“Ülküsüz insan, çamurdan adama benzer”
Ülkü; Devletin bölünmezliği…
Milletin ikbal ve İstiklali, manevi ve milli değerlerin korunması…
Devleti ve milleti için ölünceye kadar çalışmak…
Türk-İslam kültür Medeniyetinden nasiplenmeyi…
Türklük gurur ve şuuru, İslam fazilet ve ahlakını yaşam biçimi haline getirmeye ÜLKÜ denir.
Ülkücü: Ülkü değerlerine sahip, şuurlu, akıllı, ahlaklı, Türk-İslam kültür ve medeniyetine sahip olan, kendisini Türk olarak ifade eden herkes Ülkücüdür.
Ülkücü; Tek Devlet, tek Vatan, tek millet, tek Bayrak için, hizmette kusur etmeksizin, bütün bu değerleri şeref ve namusu bilir.
Ülkücülük; Siyasi değil, “İDEOLOJİKTİR”
Ülkücü, bir siyasi partinin arka bahçesi değildir.
Ülkücü, statik değildir.
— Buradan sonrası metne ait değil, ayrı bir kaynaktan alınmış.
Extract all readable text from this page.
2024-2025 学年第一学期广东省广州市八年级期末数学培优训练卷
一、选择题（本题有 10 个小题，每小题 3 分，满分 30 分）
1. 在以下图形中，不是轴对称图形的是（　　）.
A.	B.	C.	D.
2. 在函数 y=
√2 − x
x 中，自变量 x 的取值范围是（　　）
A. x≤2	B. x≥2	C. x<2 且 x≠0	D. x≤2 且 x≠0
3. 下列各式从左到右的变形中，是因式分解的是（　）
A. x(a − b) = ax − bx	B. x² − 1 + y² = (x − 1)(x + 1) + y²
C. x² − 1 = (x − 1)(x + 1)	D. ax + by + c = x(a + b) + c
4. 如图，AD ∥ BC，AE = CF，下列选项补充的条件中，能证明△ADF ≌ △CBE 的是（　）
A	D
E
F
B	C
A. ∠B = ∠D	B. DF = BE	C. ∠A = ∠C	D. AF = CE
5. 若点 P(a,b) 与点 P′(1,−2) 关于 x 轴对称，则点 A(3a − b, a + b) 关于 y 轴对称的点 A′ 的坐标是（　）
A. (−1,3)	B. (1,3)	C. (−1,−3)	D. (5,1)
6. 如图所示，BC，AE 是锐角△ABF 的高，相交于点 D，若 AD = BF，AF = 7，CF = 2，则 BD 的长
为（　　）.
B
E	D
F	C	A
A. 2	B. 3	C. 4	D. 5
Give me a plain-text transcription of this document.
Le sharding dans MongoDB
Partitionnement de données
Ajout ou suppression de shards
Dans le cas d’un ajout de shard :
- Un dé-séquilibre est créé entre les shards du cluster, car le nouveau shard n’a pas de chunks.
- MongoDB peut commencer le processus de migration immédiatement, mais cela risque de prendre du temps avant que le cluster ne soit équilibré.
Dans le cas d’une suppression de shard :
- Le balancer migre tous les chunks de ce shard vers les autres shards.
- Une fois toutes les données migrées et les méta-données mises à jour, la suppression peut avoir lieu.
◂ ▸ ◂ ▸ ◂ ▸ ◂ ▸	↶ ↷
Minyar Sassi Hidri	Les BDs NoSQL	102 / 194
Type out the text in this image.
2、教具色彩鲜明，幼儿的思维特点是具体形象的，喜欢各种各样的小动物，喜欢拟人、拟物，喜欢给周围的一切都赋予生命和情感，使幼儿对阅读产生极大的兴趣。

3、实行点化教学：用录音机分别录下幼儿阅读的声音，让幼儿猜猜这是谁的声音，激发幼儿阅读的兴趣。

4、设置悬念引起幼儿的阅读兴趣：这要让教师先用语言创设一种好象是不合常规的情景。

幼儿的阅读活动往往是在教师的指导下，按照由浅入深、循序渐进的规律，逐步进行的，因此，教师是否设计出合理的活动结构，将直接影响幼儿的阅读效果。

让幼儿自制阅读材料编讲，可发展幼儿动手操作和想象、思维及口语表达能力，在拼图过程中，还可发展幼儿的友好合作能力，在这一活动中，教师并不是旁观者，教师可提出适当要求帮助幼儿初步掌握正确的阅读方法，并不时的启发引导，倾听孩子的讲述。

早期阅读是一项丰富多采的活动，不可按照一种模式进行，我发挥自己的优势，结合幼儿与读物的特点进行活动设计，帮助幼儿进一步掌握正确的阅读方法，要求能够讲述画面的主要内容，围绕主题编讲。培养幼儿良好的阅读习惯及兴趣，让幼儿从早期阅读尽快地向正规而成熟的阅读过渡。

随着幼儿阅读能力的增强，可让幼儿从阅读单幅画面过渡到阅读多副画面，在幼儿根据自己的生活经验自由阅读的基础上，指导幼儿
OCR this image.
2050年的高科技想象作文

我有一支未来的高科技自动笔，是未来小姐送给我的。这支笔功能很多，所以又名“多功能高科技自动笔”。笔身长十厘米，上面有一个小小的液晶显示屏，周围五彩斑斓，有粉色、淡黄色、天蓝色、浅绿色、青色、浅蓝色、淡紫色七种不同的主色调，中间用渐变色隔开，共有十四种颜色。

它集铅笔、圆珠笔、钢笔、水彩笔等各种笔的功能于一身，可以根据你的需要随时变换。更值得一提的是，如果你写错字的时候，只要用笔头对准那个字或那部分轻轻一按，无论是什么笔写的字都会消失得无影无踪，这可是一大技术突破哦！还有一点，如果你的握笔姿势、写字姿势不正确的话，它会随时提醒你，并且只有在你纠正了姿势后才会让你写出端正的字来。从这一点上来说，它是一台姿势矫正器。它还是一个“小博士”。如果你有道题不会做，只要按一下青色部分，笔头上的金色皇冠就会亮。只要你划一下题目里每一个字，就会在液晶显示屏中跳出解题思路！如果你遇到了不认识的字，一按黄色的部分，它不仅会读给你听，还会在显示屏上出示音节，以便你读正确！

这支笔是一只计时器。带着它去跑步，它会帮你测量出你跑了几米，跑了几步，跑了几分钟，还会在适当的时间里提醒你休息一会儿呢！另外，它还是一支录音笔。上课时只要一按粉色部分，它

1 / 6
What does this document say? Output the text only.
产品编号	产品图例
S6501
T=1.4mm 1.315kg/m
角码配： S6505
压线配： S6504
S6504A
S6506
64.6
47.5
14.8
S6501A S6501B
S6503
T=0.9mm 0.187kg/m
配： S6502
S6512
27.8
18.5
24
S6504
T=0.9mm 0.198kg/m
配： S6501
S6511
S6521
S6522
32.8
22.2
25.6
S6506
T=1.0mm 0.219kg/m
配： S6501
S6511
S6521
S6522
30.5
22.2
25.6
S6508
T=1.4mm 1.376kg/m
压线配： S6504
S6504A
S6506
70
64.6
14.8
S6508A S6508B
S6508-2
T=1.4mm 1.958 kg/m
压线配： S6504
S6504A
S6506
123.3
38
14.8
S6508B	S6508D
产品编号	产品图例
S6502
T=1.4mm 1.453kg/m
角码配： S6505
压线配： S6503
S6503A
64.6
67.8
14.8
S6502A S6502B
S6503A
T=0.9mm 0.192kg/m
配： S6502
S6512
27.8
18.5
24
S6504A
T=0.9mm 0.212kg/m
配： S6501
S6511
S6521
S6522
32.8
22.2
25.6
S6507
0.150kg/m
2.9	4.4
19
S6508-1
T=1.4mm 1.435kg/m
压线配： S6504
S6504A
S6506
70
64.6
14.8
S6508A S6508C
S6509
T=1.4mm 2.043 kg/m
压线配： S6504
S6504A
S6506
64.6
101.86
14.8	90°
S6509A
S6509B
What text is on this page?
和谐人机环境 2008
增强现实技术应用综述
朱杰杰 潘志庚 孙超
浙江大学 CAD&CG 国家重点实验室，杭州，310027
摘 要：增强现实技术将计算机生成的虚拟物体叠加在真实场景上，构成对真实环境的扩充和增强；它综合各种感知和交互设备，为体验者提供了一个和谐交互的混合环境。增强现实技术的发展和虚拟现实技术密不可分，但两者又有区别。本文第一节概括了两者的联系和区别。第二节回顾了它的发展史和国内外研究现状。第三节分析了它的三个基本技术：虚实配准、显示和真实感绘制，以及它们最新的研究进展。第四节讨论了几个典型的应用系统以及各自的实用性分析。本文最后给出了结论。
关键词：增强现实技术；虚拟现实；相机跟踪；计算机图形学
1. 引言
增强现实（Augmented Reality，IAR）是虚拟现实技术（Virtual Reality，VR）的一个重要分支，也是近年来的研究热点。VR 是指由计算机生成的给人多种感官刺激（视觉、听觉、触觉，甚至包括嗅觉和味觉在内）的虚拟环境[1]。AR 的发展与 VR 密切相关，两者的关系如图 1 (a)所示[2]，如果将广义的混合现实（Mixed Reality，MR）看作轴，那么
Daima kendisini yeniler.
Okur ve sorgular.
Doktrinlere bağlı kalmaz. Değişen şartlara ayak uydurmasını ve kendisini yenilemesini bilir…
Sadece, yürüyüşlerde, mitinglerde, kortejlerde, Bozkurt işareti yapmakla, ülkücü olunmaz.
Ülkücü; öncelikle, ahlaklı olmalıdır. Şuurlu düşünür ve hareket eder. Yaşam biçimi ile örnek olandır. Okur ve çevresine daima ışık olur. Konferanslara katılır, öğrendiğini etrafındakilerle paylaşır.
İnsanlar arasında saygılıdır. İnsana ve onun fikrine inancına, dünya görüşüne saygı gösterir.
Türk-İslam kültür ve medeniyetinden istifade ederek, Müslüman Türk gibi yaşar.
Sözde değil, ÖZDE Ülkücüdür…
Slogan ve sokak ülkücüsü değildir..
Fikir ve eylemleri birdir.
Türk ve İslam Tarihini okur.Bilgilidir…
Nizam-ı âlem içinde bir fert gibi nizamlara saygılıdır…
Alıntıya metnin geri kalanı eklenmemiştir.